11 Desember 2009

First Letter

Baik, saudara-saudara, selamat datang kembali di pertandingan semifinal Piala Osaka U-16, antara kesebelasan Fukushima melawan kesebelasan Midoriyama! Skor sementara saat ini adalah 1-1, dan waktu pertandingan yang tersisa tinggal lima menit lagi. Sanggupkah tim kesebelasan Fukushima yang bertahan dengan gigihnya sejak peluit pertandingan berbunyi, melawan dominansi kesebelasan Midoriyama?

Mari kita saksikan bersama,saudara-saudara!

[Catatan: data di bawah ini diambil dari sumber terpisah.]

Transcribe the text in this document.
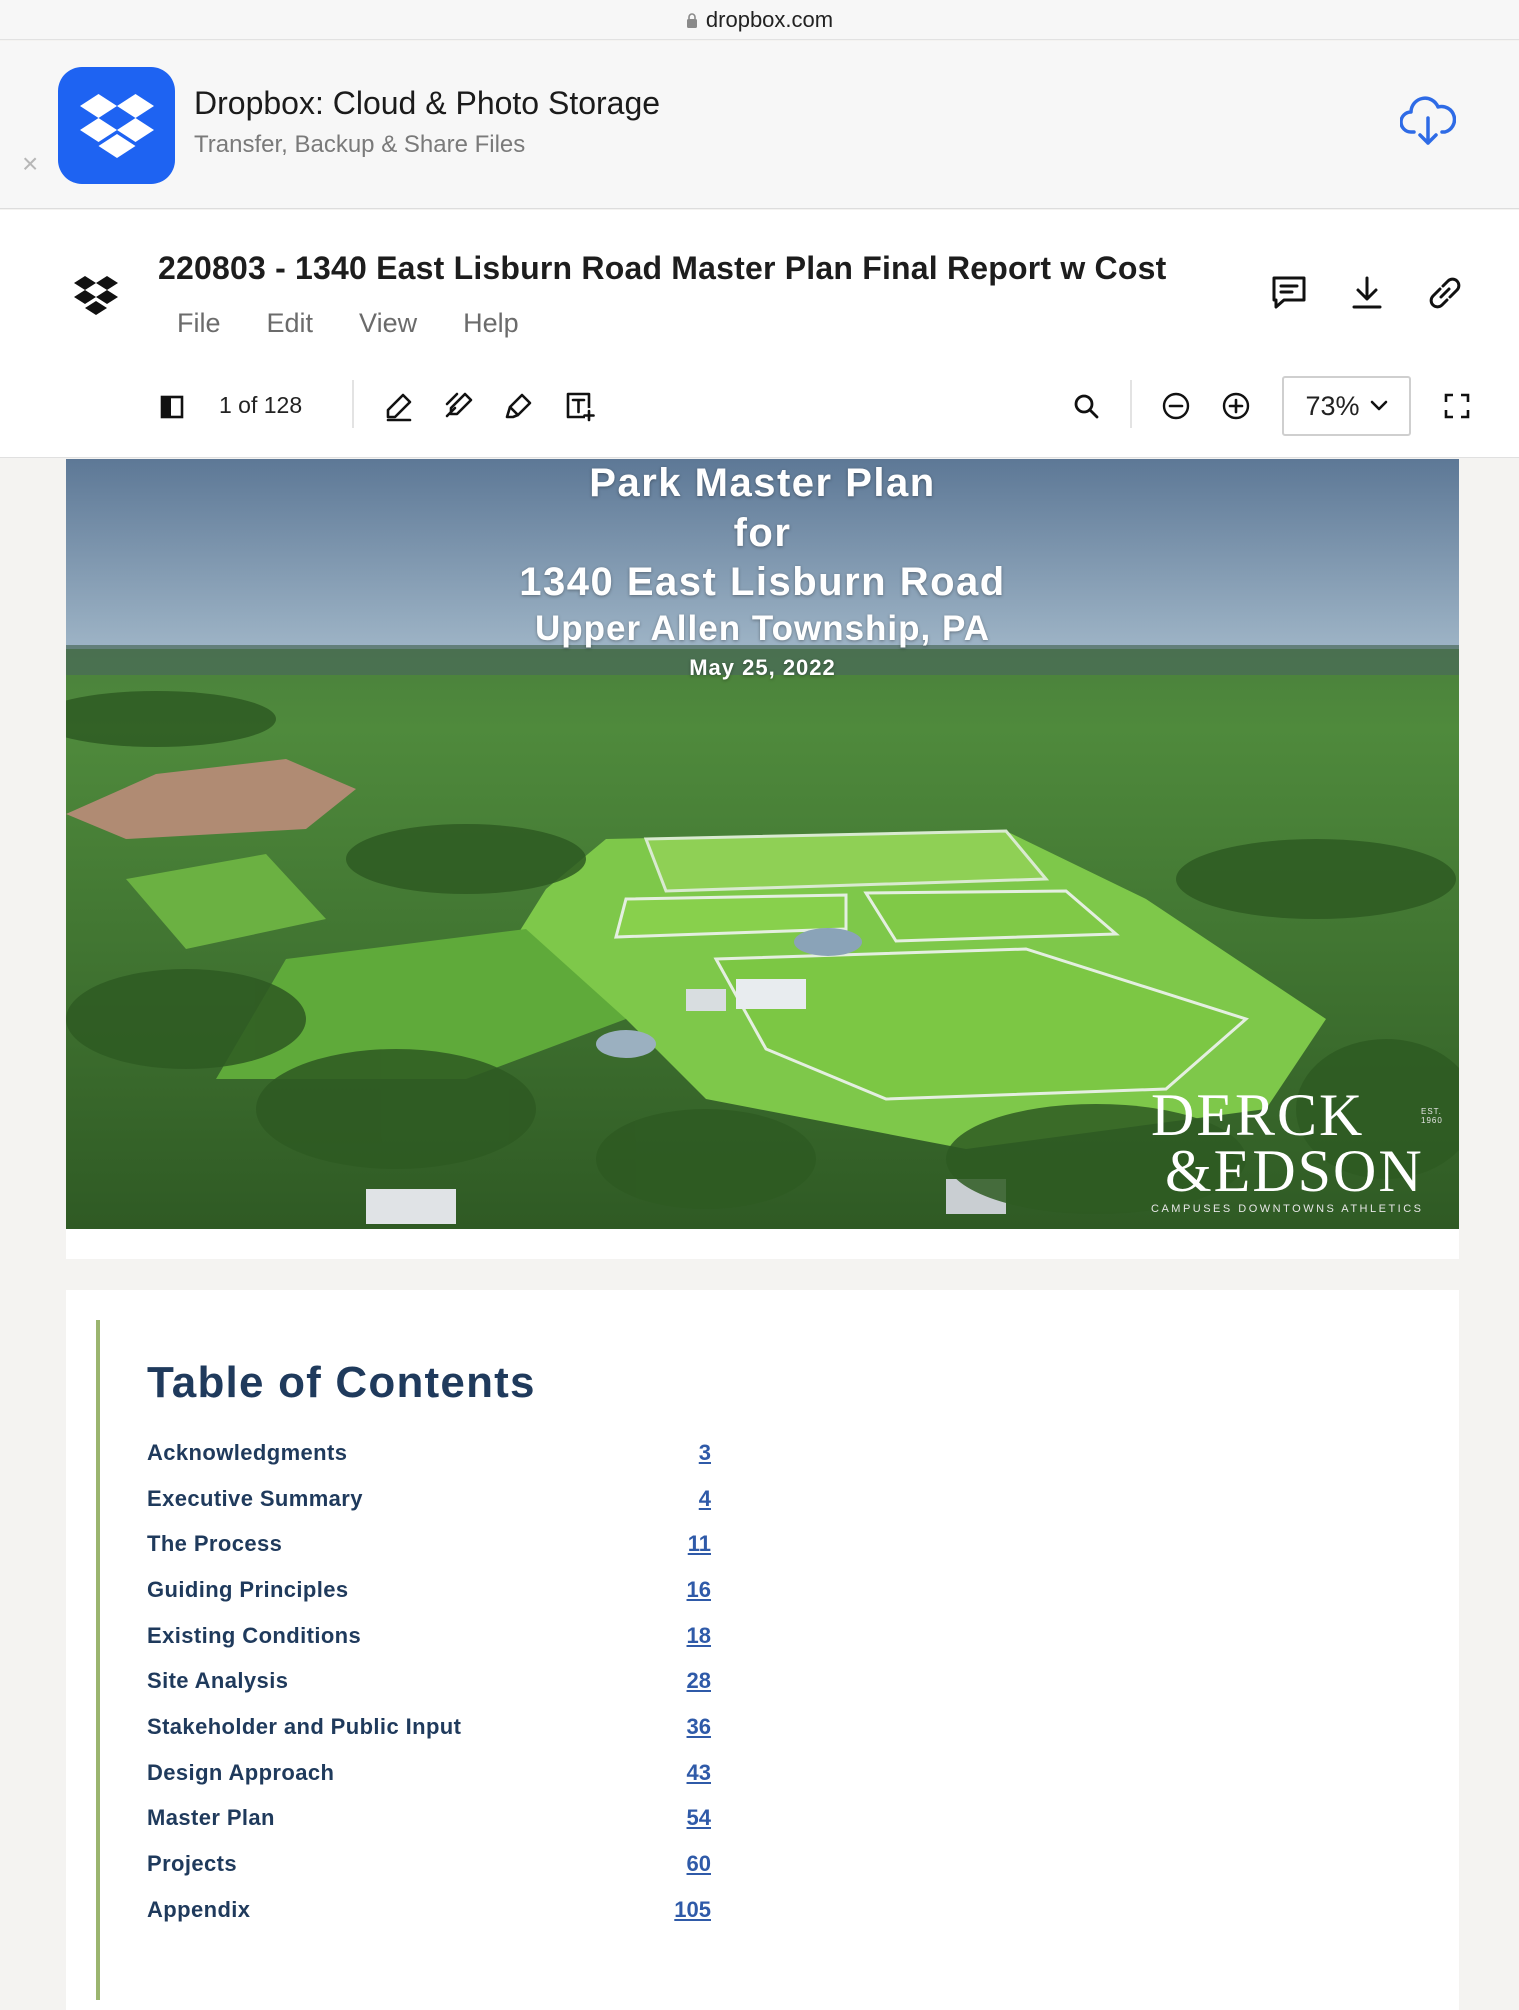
dropbox.com
×
Dropbox: Cloud & Photo Storage
Transfer, Backup & Share Files
220803 - 1340 East Lisburn Road Master Plan Final Report w Cost
File Edit View Help
1 of 128	73%
Park Master Plan
for
1340 East Lisburn Road
Upper Allen Township, PA
May 25, 2022
DERCK
&EDSON
CAMPUSES DOWNTOWNS ATHLETICS
EST. 1960
Table of Contents
Acknowledgments	3
Executive Summary	4
The Process	11
Guiding Principles	16
Existing Conditions	18
Site Analysis	28
Stakeholder and Public Input	36
Design Approach	43
Master Plan	54
Projects	60
Appendix	105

AHH… Tiba-tiba saja dari sudut kiri lapangan gelandang Fukushima bernomor punggung 10, Hiroshi Nagata berhasil merebut bola dari pemain Midoriyama! Lihat! Lihatlah betapa hebatnya ia mengecoh pemain lain satu demi satu! Kini ia tinggal berhadapan dengan kiper! Berpikir sejenak, ia pun melepaskan tendangan melambung andalannya…

DAAAN GOOOOOLLLLL!!!!!
Tapi, sayang sekali gol itu –
–gol bunuh diri…

Suara komentator yang semula mengelu-elukan namanya pun segera tenggelam oleh gelombang protes dari seluruh penjuru stadion. Protes. Bukannya pujian yang selayaknya diberikan untuk sang bintang lapangan, Hiroshi Nagata. Dasar Naga bodoh! Bukankah tadi kau yang mencetak gol bunuh diri itu dan membuat Fukushima kalah dari Midoriyama? Yeah, dan tiba-tiba saja pertandingan yang seharusnya menjadi batu loncatan dalam kariernya sebagai pemain bola, berubah menjadi sebuah mimpi buruk, hanya karena sebuah gol yang salah sasaran ke gawang sendiri. Ba-ka. Kesalahan dirinya-kah? Bukan. Ini kesalahan pelatih, yang memaksakan diri untuk tetap memasangnya sebagai penyerang. Padahal sudah tahu kebiasaan jelek Naga yang suka lupa arah ketika kelewat lelah.

JDUG!
Kali ini bukan hanya protes yang dilemparkan oleh supporter Fukushima yang kesal padanya. Tapi juga botol-botol berisi air mineral.
Tarik napas dalam-dalam. Sabar…
KLANG! Dan kaleng minuman soda.
Sabar, Naga... Orang sabar disayang Tuhan…
PLETAK! Dan bahkan sepatu, eh?
S-A-B-A-R…
PPONG!
SEKARANG APA LAGI, EH?! GAS AIR MATA?

Kabut asap tiba-tiba menghalangi pandangannya. Naga sudah bersiap mengambil ancang-ancang untuk menghajar supporter yang –dikiranya– melepaskan gas air mata tepat di depan mukanya, dan menggerus habis seluruh kesabarannya. Tapi hei, ini bukan gas air mata. Matanya tidak perih sedikitpun. Lalu siapa yang ada di depannya ini? Kabut asap itu perlahan menghilang dan sosok dibaliknya pun mulai terlihat. Naga memerlukan waktu seratus enam puluh tujuh detik untuk memastikan siapa sosok di balik kabut asap itu. Dan ketika dirinya telah menyadari siapa gerangan sosok itu, Naga hanya bisa duduk diam terpaku dengan mulut menganga lebar.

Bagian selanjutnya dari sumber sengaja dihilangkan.